She nods, staring straight ahead at a crooked poster about folic acid. Her hands are folded neatly in her lap. She’s twisting the hem of her sleeve around one finger.
“Nora…” I start.
But the nurse calls her name.
We both stand.
She doesn’t wait for me—but I follow.
In the exam room, it’s quiet again. The paper on the exam table crinkles as she sits. She lifts her sweater, revealing smooth, flat skin—nothing to see yet, but everything has already changed.
It knocks the air out of me.
It’s real.
It’shappening.
I keep my eyes on the ultrasound machine instead of the woman lying on the table just a few feet away.
Nora.
She’s staring at the ceiling, trying to act calm, but I know her well enough to see the strain in the way her fingers twist in her lap. She’s trying to hold herself together. I don’t let myself feel anything about that.
The nurse hums as she applies the gel to Nora’s stomach. Too chipper. Too normal. Like this is just another Thursday and not a scene from a life I didn’t ask to be dragged into.

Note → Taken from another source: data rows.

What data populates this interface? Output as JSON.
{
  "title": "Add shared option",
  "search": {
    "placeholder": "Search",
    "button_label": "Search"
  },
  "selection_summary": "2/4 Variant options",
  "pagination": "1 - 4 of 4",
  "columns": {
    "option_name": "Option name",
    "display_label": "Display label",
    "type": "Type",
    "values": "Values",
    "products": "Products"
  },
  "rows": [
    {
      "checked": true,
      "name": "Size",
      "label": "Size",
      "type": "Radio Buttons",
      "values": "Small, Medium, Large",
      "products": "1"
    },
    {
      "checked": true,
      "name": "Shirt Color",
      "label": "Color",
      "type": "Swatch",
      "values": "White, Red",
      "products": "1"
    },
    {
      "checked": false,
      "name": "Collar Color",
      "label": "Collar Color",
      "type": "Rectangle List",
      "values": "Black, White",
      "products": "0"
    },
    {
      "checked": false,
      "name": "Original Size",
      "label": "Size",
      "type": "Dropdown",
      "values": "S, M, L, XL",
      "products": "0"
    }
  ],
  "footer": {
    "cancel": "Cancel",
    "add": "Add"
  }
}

“You’re around seven weeks now,” she says. “We might be able to hear the heartbeat.”
Heartbeat.
The word knocks something loose in my chest.
I tighten my arms around myself.
The Doppler clicks on. There’s a fizz of static. White noise. Then—
Thump-thump. Thump-thump. Thump-thump.
It’s faint at first. Distant. Like it’s coming from inside a tunnel. Then louder. Sharper.
And fuck.
It’s real.
I don’t want it to hit me the way it does, but it does. That sound—fast and steady, like a runaway drumbeat—grabs me by the spine and doesn’t let go.
“That’s your baby,” the nurse says, and suddenly the room feels too small.
I glance at Nora.
She’s already looking at me.
And for the first time in weeks, there’s no anger in her face. No confusion. Just something open and unbearably soft. She looks at me like she’s trying to memorize the moment. Like she knows it might be the last one we share that isn’t poisoned.
And God help me, part of me wants to freeze this. Hold onto it. Pretend nothing’s broken.
But it is.
Still, I can’t stop staring at her. I don’t even realize I’m standing until I’m on my feet.